Databricks Community

soumiknow · ‎05-18-2025

We have the following code which we used to load data to BigQuery table after reading the parquet files from Azure Data Lake Storage:

df.write.format("bigquery").option( "parentProject", gcp_project_id ).option("table", f"{bq_table_name}").option( "temporaryGcsBucket", f"{temp_gcs_bucket}" ).option( "spark.sql.sources.partitionOverwriteMode", "DYNAMIC" ).option( "writeMethod", "indirect" ).mode( "overwrite" ).save()

This code was working, but for last week onwards we are getting the following exception:

bigquery.storageapi.shaded.com.google.cloud.spark.bigquery.repackaged.com.google.cloud.bigquery.BigQueryException: Query error: Value has type STRUCT which cannot be inserted into column source, which has type STRING at [7:2393]

Even though the exception clearly mention that the incoming data has STRUCT data type instead of STRING data type. But we cross checked the data which was not at all in STRUCT.

However, when we changed the mode to 'append' from 'overwrite'; the same data got loaded successfully.

To re-confirm the incoming data type, we loaded the specific 'source' column data to a temporary table which is being created automatically by providing the dataset name in 'append' mode. On newly created table, the same 'source' column data loaded with 'STRING' data type only.

So, the issue is happening with 'overwrite' method only.

We are using DBR 16.1 and spark-3.5-bigauery-0.41.0.jar.

Please suggest how to overcome this issue with 'overwrite' method.

mark_ott · ‎10-29-2025

The issue you are facing arises when using mode("overwrite") with Spark to load data into BigQuery—the error indicates BigQuery expects a STRING type for the source column, but it is being supplied a STRUCT type during overwrite operations. Strangely, the same data loads fine in append mode and the temporary table shows the correct STRING type for source as well.

Key Points from Your Case

Append mode works: The data writes as expected and BigQuery's schema keeps source as STRING.
Overwrite mode fails: Exception about STRUCT vs STRING mismatch, even when data appears correctly formatted.
DBR version and connector: Using Databricks DBR 16.1 and spark-3.5-bigquery-0.41.0 connector.
Schema inference: Spark infers schemas for columns unless explicitly provided.
Temporary tables during overwrite: Overwrite operations sometimes create/rely on temp tables or rely on schema merging logic, which can cause mismatches if the source DataFrame and the target table schema don't align perfectly.

Why the Issue Occurs

When using overwrite, Spark replaces the table's data and often needs to reconcile the schema between your DataFrame and the existing BigQuery table schema.

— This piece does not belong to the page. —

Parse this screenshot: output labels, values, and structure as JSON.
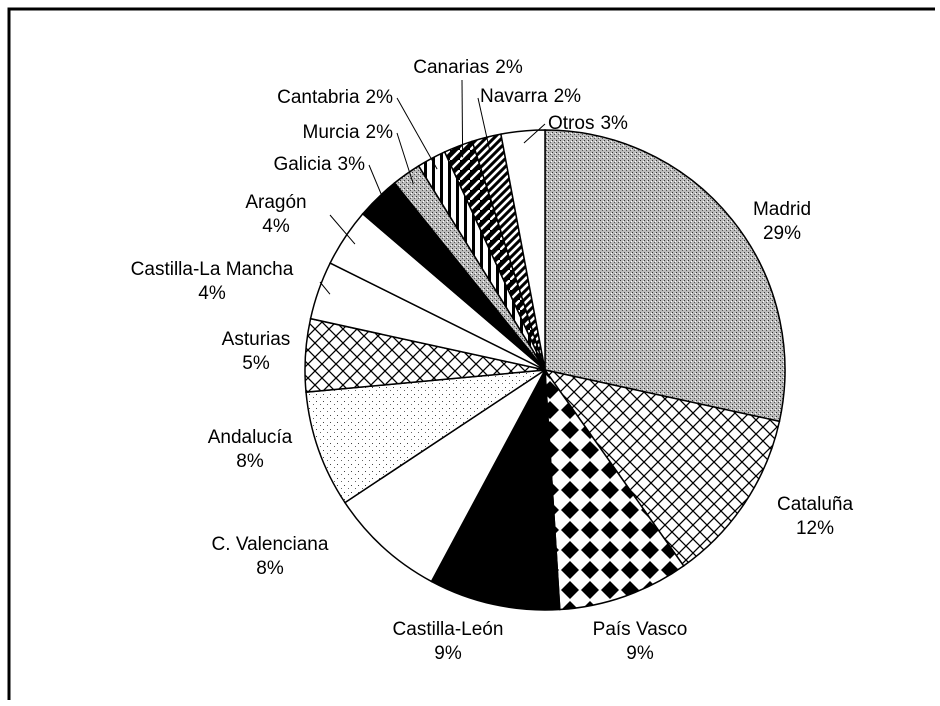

If your DataFrame column (e.g., source) has nested fields or is null, Spark/BigQuery may interpret this as STRUCT—especially if any row contains a dictionary/object instead of a plain string.

In append mode, BigQuery applies type conversion based on incoming data; new tables get string columns because your DataFrame’s DDL shows STRING type.
In overwrite mode, schema merging can be stricter or misinterpret ambiguous types (e.g., all-null columns or mix of types), leading to a STRUCT-STRING mismatch.

Solutions & Workarounds

1. Explicitly Cast Columns in DataFrame

Before writing, make sure all columns match the expected types:

python

from pyspark.sql.functions import col

df = df.withColumn("source", col("source").cast("string"))

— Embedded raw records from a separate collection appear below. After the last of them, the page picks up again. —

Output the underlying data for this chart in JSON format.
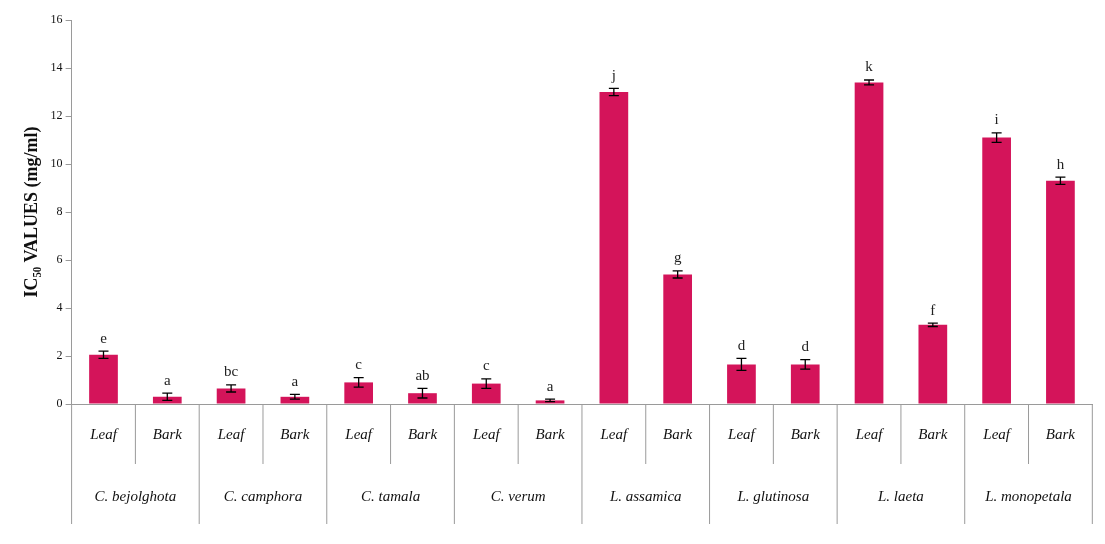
{
  "chart_data": {
    "type": "bar",
    "ylabel": "IC₅₀ VALUES (mg/ml)",
    "categories": [
      "Leaf",
      "Bark",
      "Leaf",
      "Bark",
      "Leaf",
      "Bark",
      "Leaf",
      "Bark",
      "Leaf",
      "Bark",
      "Leaf",
      "Bark",
      "Leaf",
      "Bark",
      "Leaf",
      "Bark"
    ],
    "annotations": [
      "C. bejolghota",
      "C. camphora",
      "C. tamala",
      "C. verum",
      "L. assamica",
      "L. glutinosa",
      "L. laeta",
      "L. monopetala"
    ],
    "values": [
      2.05,
      0.3,
      0.65,
      0.3,
      0.9,
      0.45,
      0.85,
      0.15,
      13.0,
      5.4,
      1.65,
      1.65,
      13.4,
      3.3,
      11.1,
      9.3
    ],
    "errors": [
      0.15,
      0.15,
      0.15,
      0.1,
      0.2,
      0.2,
      0.2,
      0.05,
      0.15,
      0.15,
      0.25,
      0.2,
      0.1,
      0.07,
      0.2,
      0.15
    ],
    "value_labels": [
      "e",
      "a",
      "bc",
      "a",
      "c",
      "ab",
      "c",
      "a",
      "j",
      "g",
      "d",
      "d",
      "k",
      "f",
      "i",
      "h"
    ],
    "color": "#d4145a",
    "ylim": [
      0,
      16
    ],
    "yticks": [
      0,
      2,
      4,
      6,
      8,
      10,
      12,
      14,
      16
    ],
    "grid": false,
    "legend": false
  }
}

This ensures Spark sees source as STRING regardless of any ambiguous values.

2. Set Schema Explicitly in BigQuery

If possible, create your BigQuery table with an explicit schema before overwrite, ensuring all columns have correct types.

3. Drop and Recreate Table Before Overwrite

Since BigQuery’s overwrite does not always fully drop old schema metadata (especially with partitioned tables), drop the table before writing:

python

from google.cloud import bigquery

client = bigquery.Client(project=gcp_project_id)
client.delete_table(bq_table_name, not_found_ok=True)
# Now write with overwrite mode as usual

This forces Spark to create a new table with the schema inferred from your DataFrame.

4. Check DataFrame for Any STRUCTs

Print your DataFrame schema just before writing:

python

df.printSchema()

If you see StructType for source, there is a data issue—ensure the source column always holds string values.

5. Connector Compatibility

Ensure the jar and DBR versions are compatible. Sometimes, subtle connector changes affect schema handling in overwrite mode. Consider upgrading the connector if possible.

Conclusion

The problem arises due to schema type handling differences between append and overwrite modes in Spark-BigQuery connector.
Explicitly casting columns and ensuring table schema matches the DataFrame schema before overwrite are the most reliable fixes.
Dropping the table beforehand can prevent schema legacy mismatches, especially in overwrite flows.

Always test with a small batch to verify if the problem resolves. If the error persists, further debug the raw DataFrame contents or connector settings.